Federal deputy
- In office 29 August 2021 – 31 August 2024
- Preceded by: Clementina Marta Dekker Gómez
- Succeeded by: Emilio Ramón Ramírez Guzmán
- Constituency: Chiapas's 5th

Personal details
- Born: 3 January 1989 (age 37)
- Party: PRI

= Yeimi Aguilar Cifuentes =

Mexican politician

Yeimi Aguilar Cifuentes (born 3 January 1989) is a Mexican politician affiliated with the Institutional Revolutionary Party (PRI). In the 2021 mid-terms, she was elected to the Chamber of Deputies of the Congress of the Union to represent the fifth federal electoral district of Chiapas. Her term of office ran from 29 August 2021 to 31 August 2024.
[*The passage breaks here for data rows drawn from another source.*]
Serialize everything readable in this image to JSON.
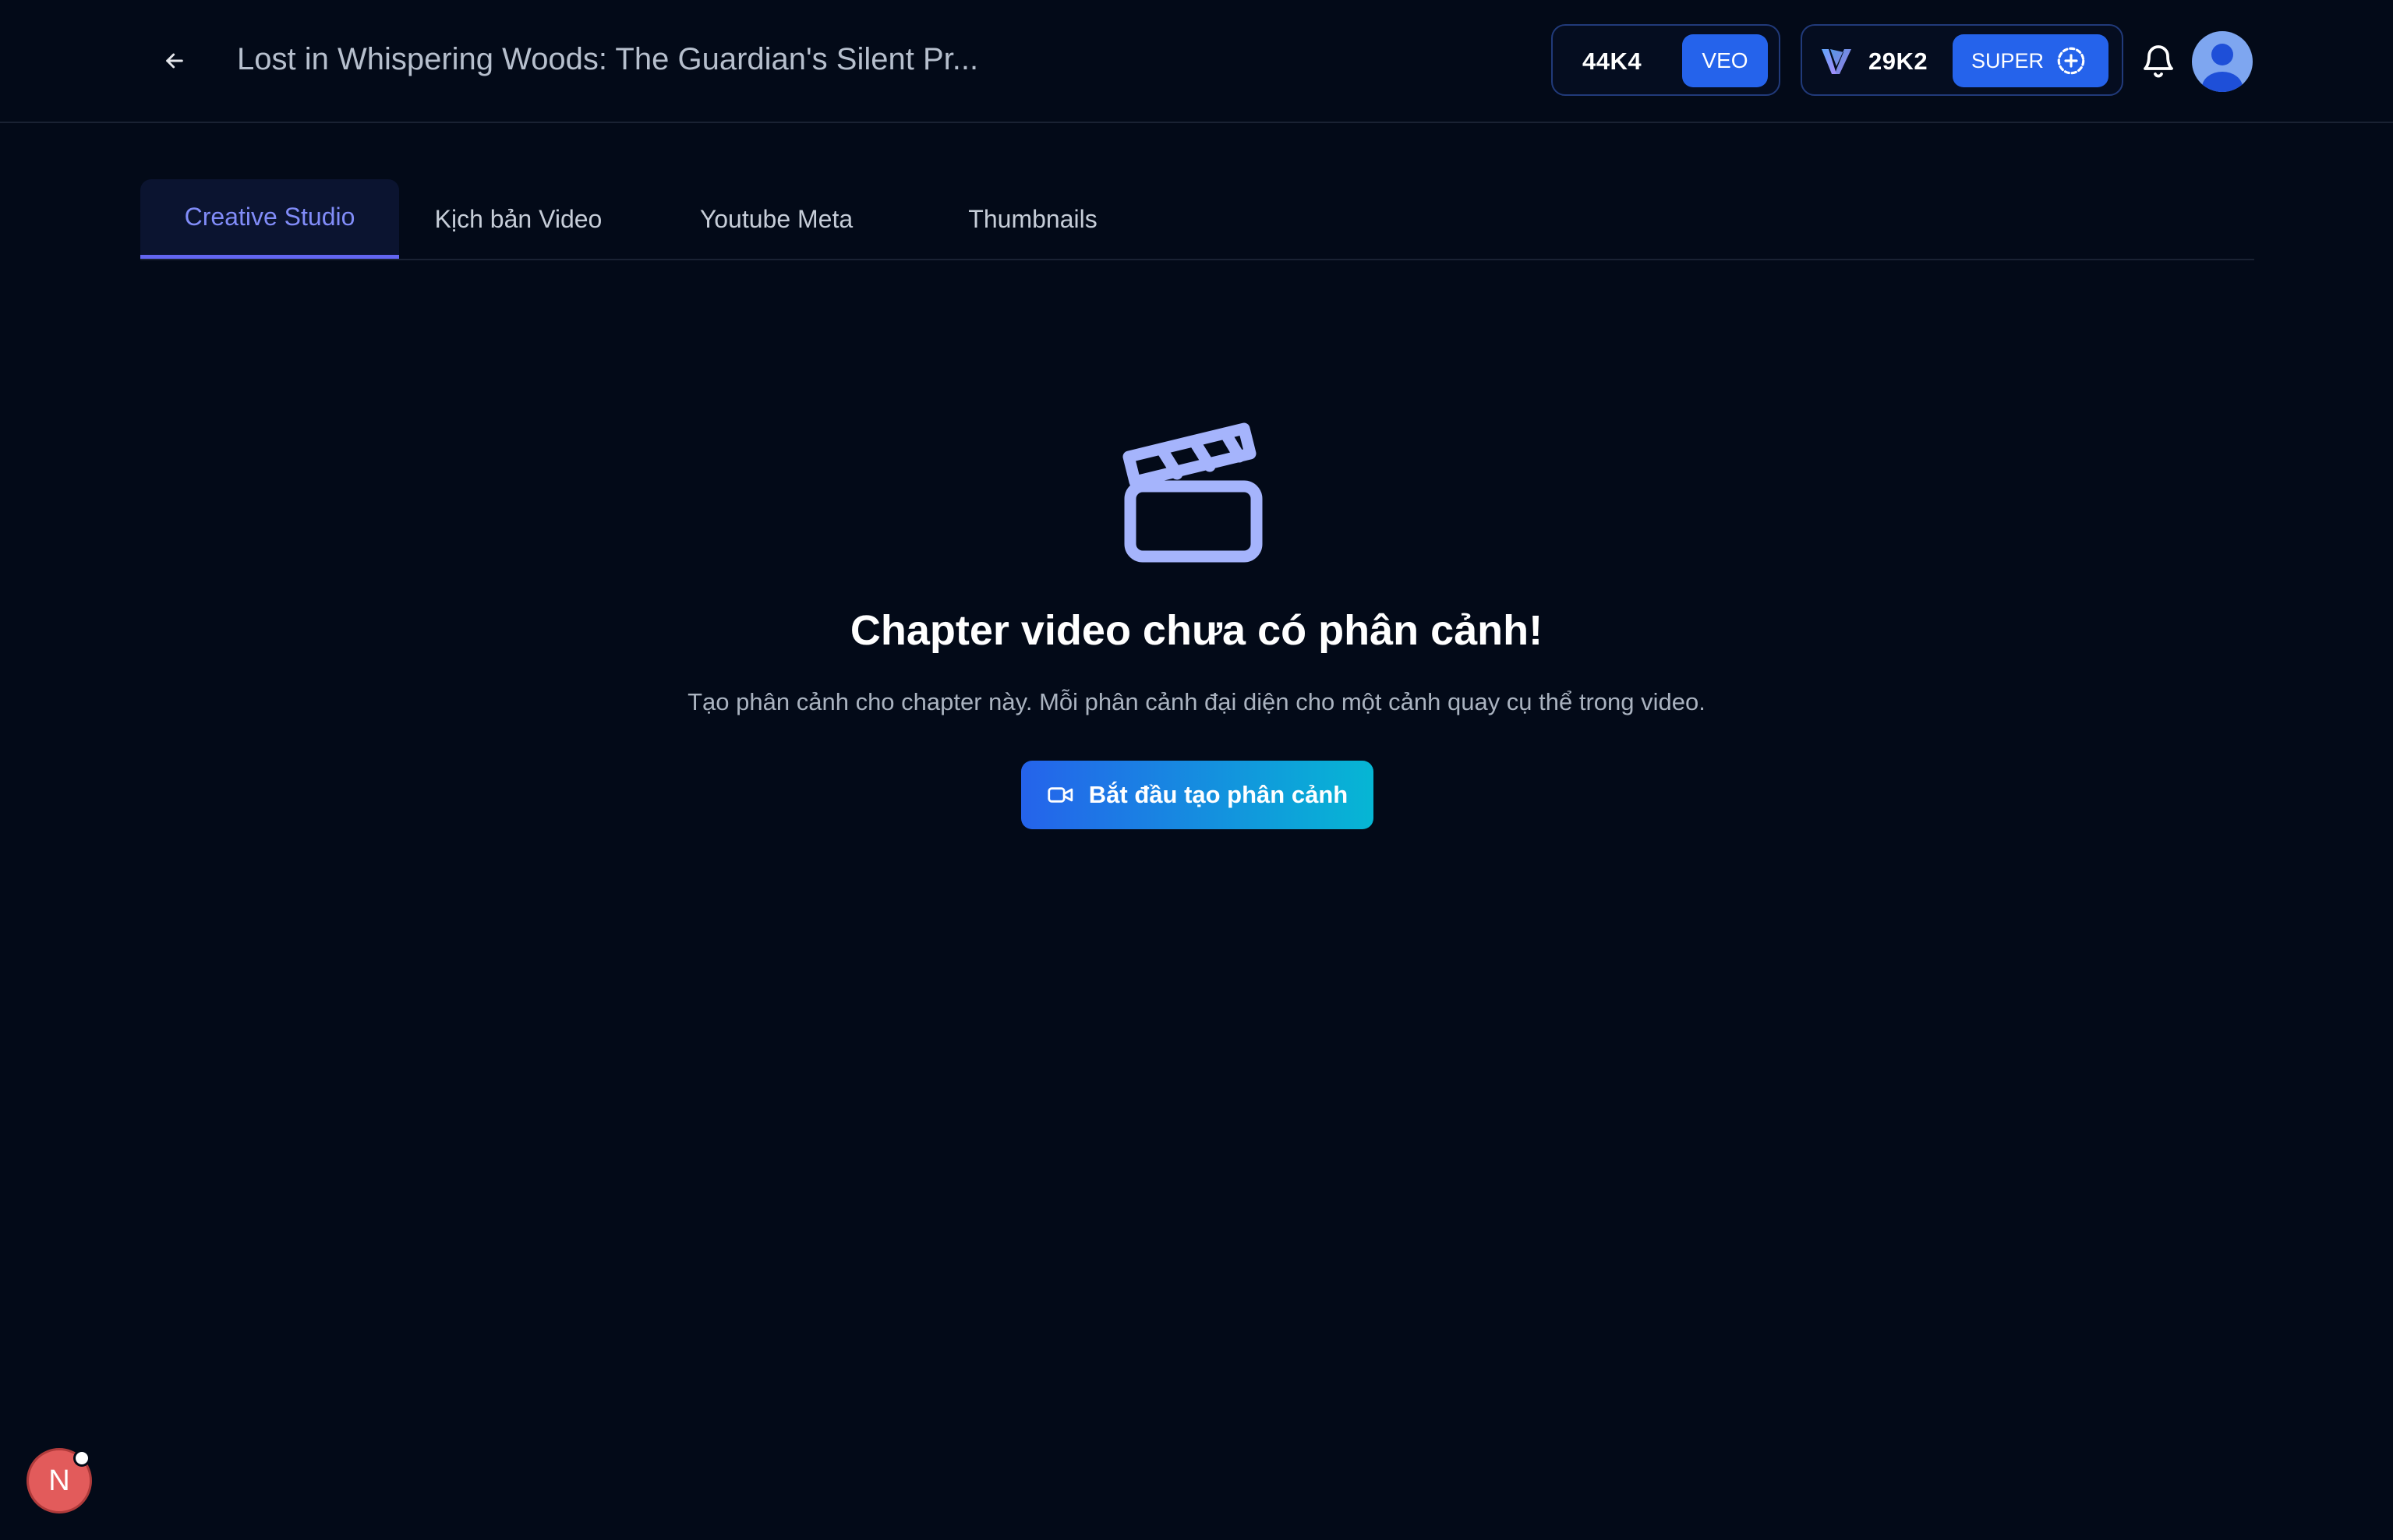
{
  "header": {
    "title": "Lost in Whispering Woods: The Guardian's Silent Pr...",
    "credits_veo": {
      "value": "44K4",
      "badge": "VEO"
    },
    "credits_super": {
      "value": "29K2",
      "badge": "SUPER"
    }
  },
  "tabs": [
    {
      "label": "Creative Studio",
      "active": true
    },
    {
      "label": "Kịch bản Video",
      "active": false
    },
    {
      "label": "Youtube Meta",
      "active": false
    },
    {
      "label": "Thumbnails",
      "active": false
    }
  ],
  "empty_state": {
    "title": "Chapter video chưa có phân cảnh!",
    "description": "Tạo phân cảnh cho chapter này. Mỗi phân cảnh đại diện cho một cảnh quay cụ thể trong video.",
    "button_label": "Bắt đầu tạo phân cảnh"
  },
  "floating_badge": {
    "letter": "N"
  },
  "icons": {
    "back": "arrow-left-icon",
    "brand": "v-logo-icon",
    "add": "plus-circle-icon",
    "notifications": "bell-icon",
    "user": "avatar-icon",
    "empty": "clapperboard-icon",
    "button": "video-camera-icon"
  },
  "colors": {
    "background": "#030a18",
    "accent": "#2563eb",
    "accent_gradient_end": "#06b6d4",
    "tab_active": "#818cf8",
    "icon_lavender": "#a5b4fc",
    "badge_red": "#e25b5b"
  }
}
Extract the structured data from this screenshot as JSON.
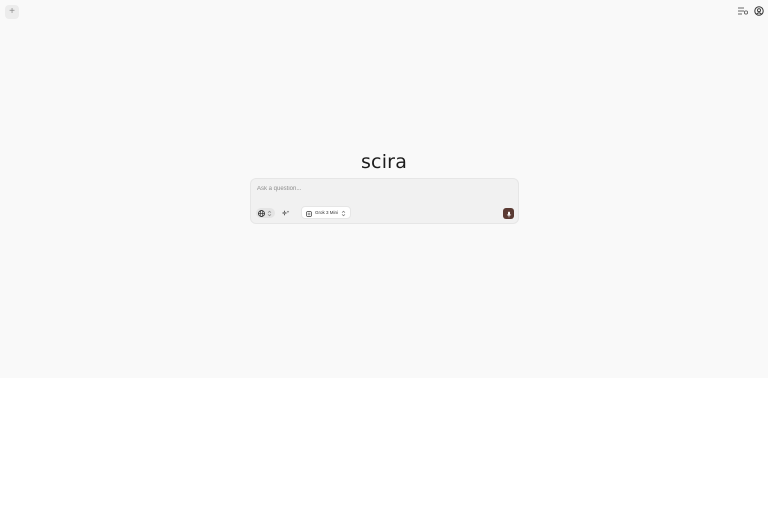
{
  "header": {
    "new_chat_symbol": "+",
    "icons": [
      "history-list-icon",
      "account-circle-icon"
    ]
  },
  "brand": {
    "title": "scira"
  },
  "composer": {
    "placeholder": "Ask a question...",
    "value": "",
    "search_group_icon": "globe-icon",
    "extra_tool_icon": "sparkles-icon",
    "model": {
      "selected": "Grok 3 Mini",
      "icon": "model-chip-icon"
    },
    "send_icon": "microphone-icon"
  },
  "colors": {
    "background": "#f9f9f9",
    "composer_bg": "#f1f1f1",
    "send_button": "#5a3a33"
  }
}
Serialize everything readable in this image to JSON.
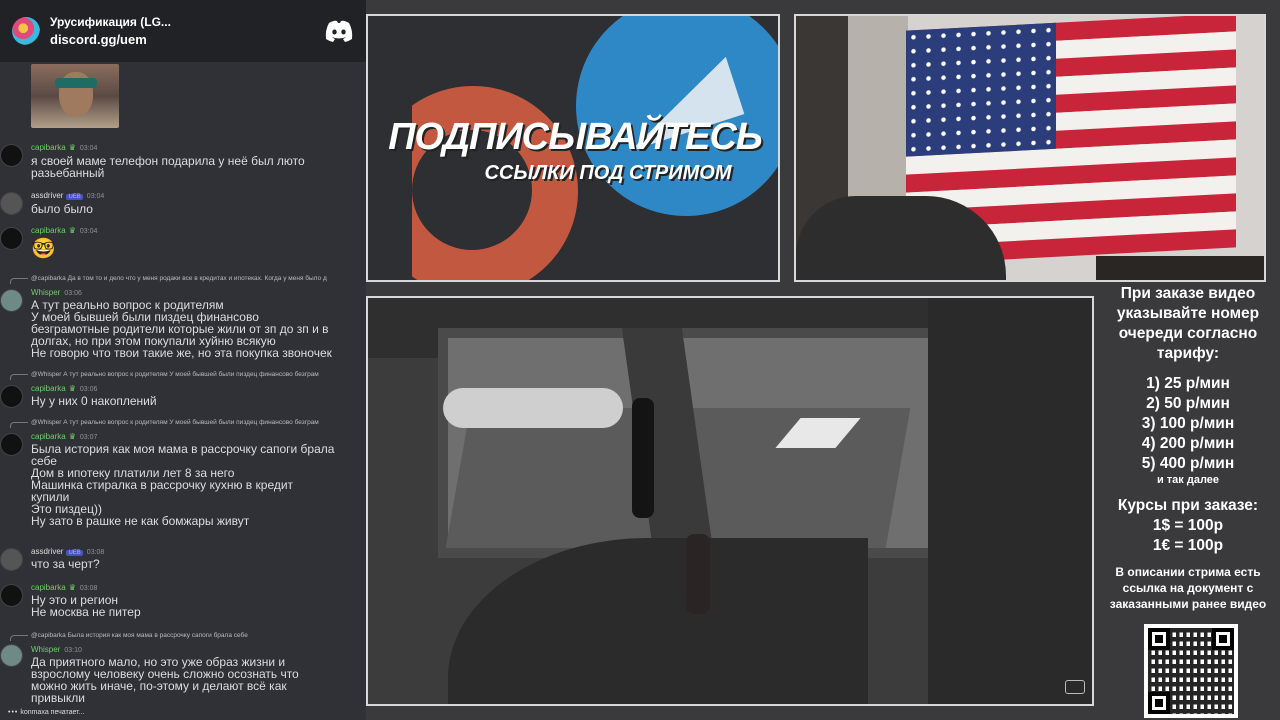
{
  "chat": {
    "server_name": "Урусификация (LG...",
    "server_invite": "discord.gg/uem",
    "icons": {
      "server": "server-icon",
      "discord": "discord-logo-icon"
    },
    "messages": [
      {
        "user": "capibarka",
        "time": "03:04",
        "text": "я своей маме телефон подарила у неё был люто\nразьебанный"
      },
      {
        "user": "assdriver",
        "badge": "UEB",
        "time": "03:04",
        "text": "было было"
      },
      {
        "user": "capibarka",
        "time": "03:04",
        "text": "🤓"
      },
      {
        "reply": "@capibarka Да в том то и дело что у меня родаки все в кредитах и ипотеках. Когда у меня было д",
        "user": "Whisper",
        "time": "03:06",
        "text": "А тут реально вопрос к родителям\nУ моей бывшей были пиздец финансово\nбезграмотные родители которые жили от зп до зп и в\nдолгах, но при этом покупали хуйню всякую\nНе говорю что твои такие же, но эта покупка звоночек"
      },
      {
        "reply": "@Whisper А тут реально вопрос к родителям У моей бывшей были пиздец финансово безграм",
        "user": "capibarka",
        "time": "03:06",
        "text": "Ну у них 0 накоплений"
      },
      {
        "reply": "@Whisper А тут реально вопрос к родителям У моей бывшей были пиздец финансово безграм",
        "user": "capibarka",
        "time": "03:07",
        "text": "Была история как моя мама в рассрочку сапоги брала\nсебе\nДом в ипотеку платили лет 8 за него\nМашинка стиралка в рассрочку кухню в кредит\nкупили\nЭто пиздец))\nНу зато в рашке не как бомжары живут"
      },
      {
        "user": "assdriver",
        "badge": "UEB",
        "time": "03:08",
        "text": "что за черт?"
      },
      {
        "user": "capibarka",
        "time": "03:08",
        "text": "Ну это и регион\nНе москва не питер"
      },
      {
        "reply": "@capibarka Была история как моя мама в рассрочку сапоги брала себе",
        "user": "Whisper",
        "time": "03:10",
        "text": "Да приятного мало, но это уже образ жизни и\nвзрослому человеку очень сложно осознать что\nможно жить иначе, по-этому и делают всё как\nпривыкли"
      }
    ],
    "typing": "konmaxa печатает..."
  },
  "promo": {
    "title": "ПОДПИСЫВАЙТЕСЬ",
    "subtitle": "ССЫЛКИ ПОД СТРИМОМ"
  },
  "info": {
    "heading": "При заказе видео указывайте номер очереди согласно тарифу:",
    "tariffs": [
      "1) 25 р/мин",
      "2) 50 р/мин",
      "3) 100 р/мин",
      "4) 200 р/мин",
      "5) 400 р/мин"
    ],
    "tariffs_more": "и так далее",
    "rates_heading": "Курсы при заказе:",
    "rates": [
      "1$ = 100р",
      "1€ = 100р"
    ],
    "description": "В описании стрима есть ссылка на документ с заказанными ранее видео"
  },
  "colors": {
    "chat_bg": "#2f3136",
    "header_bg": "#202225",
    "green_name": "#6fcf6b",
    "telegram_blue": "#2f88c6",
    "patreon_red": "#c2583f"
  }
}
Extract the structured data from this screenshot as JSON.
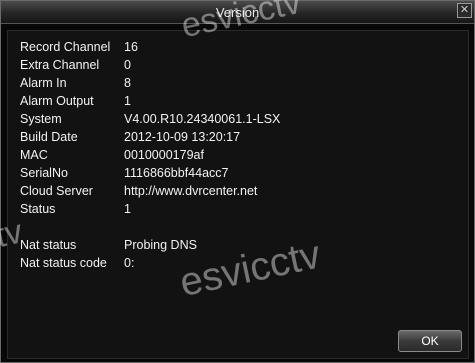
{
  "window": {
    "title": "Version",
    "close_glyph": "✕",
    "ok_label": "OK"
  },
  "info": [
    {
      "label": "Record Channel",
      "value": "16"
    },
    {
      "label": "Extra Channel",
      "value": "0"
    },
    {
      "label": "Alarm In",
      "value": "8"
    },
    {
      "label": "Alarm Output",
      "value": "1"
    },
    {
      "label": "System",
      "value": "V4.00.R10.24340061.1-LSX"
    },
    {
      "label": "Build Date",
      "value": "2012-10-09 13:20:17"
    },
    {
      "label": "MAC",
      "value": "0010000179af"
    },
    {
      "label": "SerialNo",
      "value": "1116866bbf44acc7"
    },
    {
      "label": "Cloud Server",
      "value": "http://www.dvrcenter.net"
    },
    {
      "label": "Status",
      "value": "1"
    }
  ],
  "nat": [
    {
      "label": "Nat status",
      "value": "Probing DNS"
    },
    {
      "label": "Nat status code",
      "value": "0:"
    }
  ],
  "watermarks": [
    "esvicctv",
    "esvicctv",
    "tv"
  ]
}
At the time of her election, doubt on her indigineity was cast by her opponent and predecessor as federal deputy, Clementina Marta Dekker Gómez. However her indigenous status was approved by the National Electoral Institute (INE). She has also called on the Mexican government to provide bilingual and intercultural education for the indigenous peoples of Mexico. She has spoken out on the importance of safe routes for migrants in Mexico, and the significance of human trafficking in the Chiapas region.

Aguilar also proposed that when convicted of femicide, men should lose custody of their children, citing the murder of Cecilia Monzón for which Javier López Zavala, a former federal deputy from her party, was sentenced to a 60-year prison term. She has also supported voting rights for migrant voters, and a commemorative coin scheme in Chiapas.